A didática de Jesus não era a de resposta pronta, mas a de perguntas e dúvidas sobre as diversas situações e questionamentos, valorizava mais as dúvidas do que as certezas, produzindo um interesse dentro do indivíduo questionado pela resposta que não estava nEle, mas em si mesmo, ou seja, o indivíduo tinha capacidade suficiente para encontrar a resposta a sua dúvida, não necessitando assim de intermediários como pastores, denominações, tradições e outros. Respostas prontas não geram dúvidas, e certezas não geram interesse. Isso talvez explique o fenômeno da falta de interesse pela leitura bíblica (na maioria dos casos não existe interesse por leitura alguma).
Hoje expressar opiniões é algo tão comum quanto respirar, nesse universo de opiniões somos informados pela igreja que não podemos nos expressar, e nem precisamos praticar tal exercício, pois, eles já ditaram tudo e precisamos somente obedecer cegamente todos os seus expressivos mandamentos, que parecem mais obstáculos do que facilitadores para entrar no Reino de Deus.

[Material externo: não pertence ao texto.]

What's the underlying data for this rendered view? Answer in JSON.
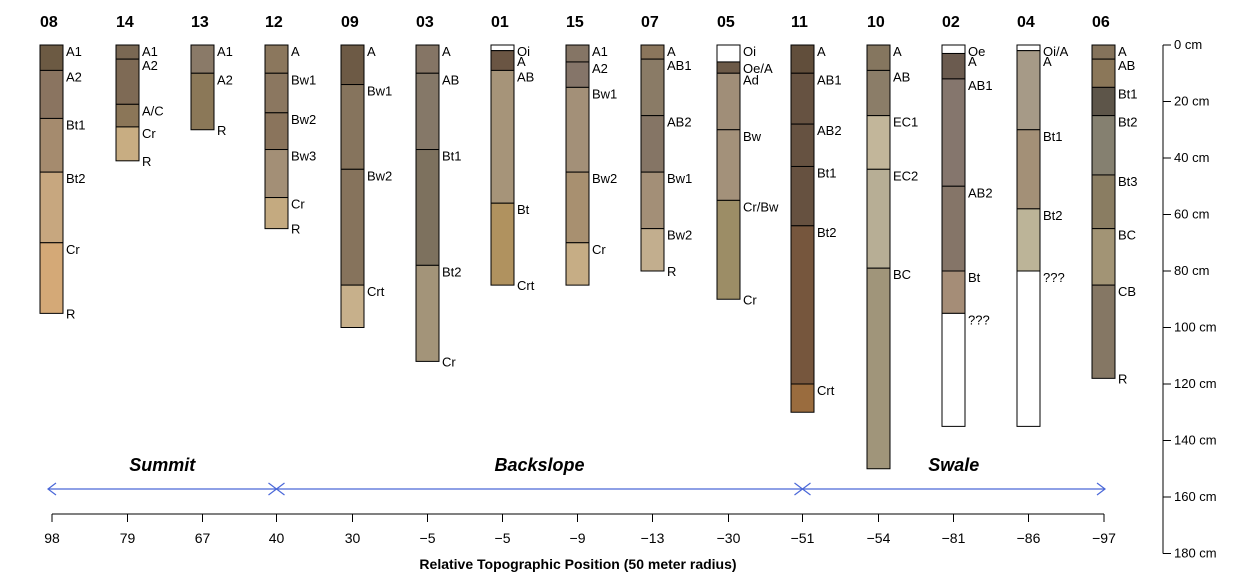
{
  "figure": {
    "x_axis_title": "Relative Topographic Position (50 meter radius)",
    "depth_unit": "cm",
    "depth_ticks": [
      0,
      20,
      40,
      60,
      80,
      100,
      120,
      140,
      160,
      180
    ],
    "regions": [
      {
        "name": "Summit",
        "from_index": 0,
        "to_index": 3
      },
      {
        "name": "Backslope",
        "from_index": 3,
        "to_index": 10
      },
      {
        "name": "Swale",
        "from_index": 10,
        "to_index": 14
      }
    ],
    "profiles": [
      {
        "id": "08",
        "position": "98",
        "horizons": [
          {
            "name": "A1",
            "top": 0,
            "bottom": 9,
            "color": "#6c5a43"
          },
          {
            "name": "A2",
            "top": 9,
            "bottom": 26,
            "color": "#8a7460"
          },
          {
            "name": "Bt1",
            "top": 26,
            "bottom": 45,
            "color": "#a58b6e"
          },
          {
            "name": "Bt2",
            "top": 45,
            "bottom": 70,
            "color": "#c7a77f"
          },
          {
            "name": "Cr",
            "top": 70,
            "bottom": 95,
            "color": "#d4a977"
          }
        ],
        "bottom_label": "R"
      },
      {
        "id": "14",
        "position": "79",
        "horizons": [
          {
            "name": "A1",
            "top": 0,
            "bottom": 5,
            "color": "#7a6853"
          },
          {
            "name": "A2",
            "top": 5,
            "bottom": 21,
            "color": "#7e6a55"
          },
          {
            "name": "A/C",
            "top": 21,
            "bottom": 29,
            "color": "#8b7658"
          },
          {
            "name": "Cr",
            "top": 29,
            "bottom": 41,
            "color": "#c8ad82"
          }
        ],
        "bottom_label": "R"
      },
      {
        "id": "13",
        "position": "67",
        "horizons": [
          {
            "name": "A1",
            "top": 0,
            "bottom": 10,
            "color": "#8a7a68"
          },
          {
            "name": "A2",
            "top": 10,
            "bottom": 30,
            "color": "#8b7858"
          }
        ],
        "bottom_label": "R"
      },
      {
        "id": "12",
        "position": "40",
        "horizons": [
          {
            "name": "A",
            "top": 0,
            "bottom": 10,
            "color": "#8b775d"
          },
          {
            "name": "Bw1",
            "top": 10,
            "bottom": 24,
            "color": "#8b7760"
          },
          {
            "name": "Bw2",
            "top": 24,
            "bottom": 37,
            "color": "#8a745c"
          },
          {
            "name": "Bw3",
            "top": 37,
            "bottom": 54,
            "color": "#a38f76"
          },
          {
            "name": "Cr",
            "top": 54,
            "bottom": 65,
            "color": "#c4aa80"
          }
        ],
        "bottom_label": "R"
      },
      {
        "id": "09",
        "position": "30",
        "horizons": [
          {
            "name": "A",
            "top": 0,
            "bottom": 14,
            "color": "#6d5a45"
          },
          {
            "name": "Bw1",
            "top": 14,
            "bottom": 44,
            "color": "#86745d"
          },
          {
            "name": "Bw2",
            "top": 44,
            "bottom": 85,
            "color": "#86735c"
          },
          {
            "name": "Crt",
            "top": 85,
            "bottom": 100,
            "color": "#c7b08b"
          }
        ],
        "bottom_label": ""
      },
      {
        "id": "03",
        "position": "−5",
        "horizons": [
          {
            "name": "A",
            "top": 0,
            "bottom": 10,
            "color": "#857565"
          },
          {
            "name": "AB",
            "top": 10,
            "bottom": 37,
            "color": "#857868"
          },
          {
            "name": "Bt1",
            "top": 37,
            "bottom": 78,
            "color": "#7d715e"
          },
          {
            "name": "Bt2",
            "top": 78,
            "bottom": 112,
            "color": "#a39479"
          }
        ],
        "bottom_label": "Cr"
      },
      {
        "id": "01",
        "position": "−5",
        "horizons": [
          {
            "name": "Oi",
            "top": 0,
            "bottom": 2,
            "color": "#ffffff"
          },
          {
            "name": "A",
            "top": 2,
            "bottom": 9,
            "color": "#6a5543"
          },
          {
            "name": "AB",
            "top": 9,
            "bottom": 56,
            "color": "#a69479"
          },
          {
            "name": "Bt",
            "top": 56,
            "bottom": 85,
            "color": "#b0925f"
          }
        ],
        "bottom_label": "Crt"
      },
      {
        "id": "15",
        "position": "−9",
        "horizons": [
          {
            "name": "A1",
            "top": 0,
            "bottom": 6,
            "color": "#857565"
          },
          {
            "name": "A2",
            "top": 6,
            "bottom": 15,
            "color": "#857569"
          },
          {
            "name": "Bw1",
            "top": 15,
            "bottom": 45,
            "color": "#a39078"
          },
          {
            "name": "Bw2",
            "top": 45,
            "bottom": 70,
            "color": "#a89070"
          },
          {
            "name": "Cr",
            "top": 70,
            "bottom": 85,
            "color": "#c6ad85"
          }
        ],
        "bottom_label": ""
      },
      {
        "id": "07",
        "position": "−13",
        "horizons": [
          {
            "name": "A",
            "top": 0,
            "bottom": 5,
            "color": "#8b765c"
          },
          {
            "name": "AB1",
            "top": 5,
            "bottom": 25,
            "color": "#8a7b66"
          },
          {
            "name": "AB2",
            "top": 25,
            "bottom": 45,
            "color": "#857565"
          },
          {
            "name": "Bw1",
            "top": 45,
            "bottom": 65,
            "color": "#a38f77"
          },
          {
            "name": "Bw2",
            "top": 65,
            "bottom": 80,
            "color": "#c2ae8e"
          }
        ],
        "bottom_label": "R"
      },
      {
        "id": "05",
        "position": "−30",
        "horizons": [
          {
            "name": "Oi",
            "top": 0,
            "bottom": 6,
            "color": "#ffffff"
          },
          {
            "name": "Oe/A",
            "top": 6,
            "bottom": 10,
            "color": "#6c5a48"
          },
          {
            "name": "Ad",
            "top": 10,
            "bottom": 30,
            "color": "#a08e78"
          },
          {
            "name": "Bw",
            "top": 30,
            "bottom": 55,
            "color": "#a3917a"
          },
          {
            "name": "Cr/Bw",
            "top": 55,
            "bottom": 90,
            "color": "#9c8d66"
          }
        ],
        "bottom_label": "Cr"
      },
      {
        "id": "11",
        "position": "−51",
        "horizons": [
          {
            "name": "A",
            "top": 0,
            "bottom": 10,
            "color": "#614e3b"
          },
          {
            "name": "AB1",
            "top": 10,
            "bottom": 28,
            "color": "#665241"
          },
          {
            "name": "AB2",
            "top": 28,
            "bottom": 43,
            "color": "#665241"
          },
          {
            "name": "Bt1",
            "top": 43,
            "bottom": 64,
            "color": "#665140"
          },
          {
            "name": "Bt2",
            "top": 64,
            "bottom": 120,
            "color": "#76563d"
          },
          {
            "name": "Crt",
            "top": 120,
            "bottom": 130,
            "color": "#9a6c3e"
          }
        ],
        "bottom_label": ""
      },
      {
        "id": "10",
        "position": "−54",
        "horizons": [
          {
            "name": "A",
            "top": 0,
            "bottom": 9,
            "color": "#85765f"
          },
          {
            "name": "AB",
            "top": 9,
            "bottom": 25,
            "color": "#8b7d68"
          },
          {
            "name": "EC1",
            "top": 25,
            "bottom": 44,
            "color": "#c2b69a"
          },
          {
            "name": "EC2",
            "top": 44,
            "bottom": 79,
            "color": "#b7ae95"
          },
          {
            "name": "BC",
            "top": 79,
            "bottom": 150,
            "color": "#a0957a"
          }
        ],
        "bottom_label": ""
      },
      {
        "id": "02",
        "position": "−81",
        "horizons": [
          {
            "name": "Oe",
            "top": 0,
            "bottom": 3,
            "color": "#ffffff"
          },
          {
            "name": "A",
            "top": 3,
            "bottom": 12,
            "color": "#6b5b4f"
          },
          {
            "name": "AB1",
            "top": 12,
            "bottom": 50,
            "color": "#85766d"
          },
          {
            "name": "AB2",
            "top": 50,
            "bottom": 80,
            "color": "#857568"
          },
          {
            "name": "Bt",
            "top": 80,
            "bottom": 95,
            "color": "#a58d77"
          },
          {
            "name": "???",
            "top": 95,
            "bottom": 135,
            "color": "#ffffff"
          }
        ],
        "bottom_label": ""
      },
      {
        "id": "04",
        "position": "−86",
        "horizons": [
          {
            "name": "Oi/A",
            "top": 0,
            "bottom": 2,
            "color": "#ffffff"
          },
          {
            "name": "A",
            "top": 2,
            "bottom": 30,
            "color": "#a69a87"
          },
          {
            "name": "Bt1",
            "top": 30,
            "bottom": 58,
            "color": "#a39077"
          },
          {
            "name": "Bt2",
            "top": 58,
            "bottom": 80,
            "color": "#bcb498"
          },
          {
            "name": "???",
            "top": 80,
            "bottom": 135,
            "color": "#ffffff"
          }
        ],
        "bottom_label": ""
      },
      {
        "id": "06",
        "position": "−97",
        "horizons": [
          {
            "name": "A",
            "top": 0,
            "bottom": 5,
            "color": "#85735b"
          },
          {
            "name": "AB",
            "top": 5,
            "bottom": 15,
            "color": "#8b7759"
          },
          {
            "name": "Bt1",
            "top": 15,
            "bottom": 25,
            "color": "#5d5549"
          },
          {
            "name": "Bt2",
            "top": 25,
            "bottom": 46,
            "color": "#858070"
          },
          {
            "name": "Bt3",
            "top": 46,
            "bottom": 65,
            "color": "#8a7d62"
          },
          {
            "name": "BC",
            "top": 65,
            "bottom": 85,
            "color": "#a29475"
          },
          {
            "name": "CB",
            "top": 85,
            "bottom": 118,
            "color": "#857764"
          }
        ],
        "bottom_label": "R"
      }
    ]
  }
}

A leitura bíblica, tão recomendada, ao meu ver, se tornou um perigo para o evangelho. Uma vez que não lemos e procuramos entender o texto em seu contexto, mas no nosso. Ou seja, acrescentamos ao texto sagrado a nossa tradição, preconceitos e fazemos dele nossos pretextos. A Interpretação do texto sagrado, assim, se torna relativo, dependendo do contexto cultural, histórico e eclesiástico do intérprete. A tradição é um perigo para o cristão, que sem saber, não entende o que lê.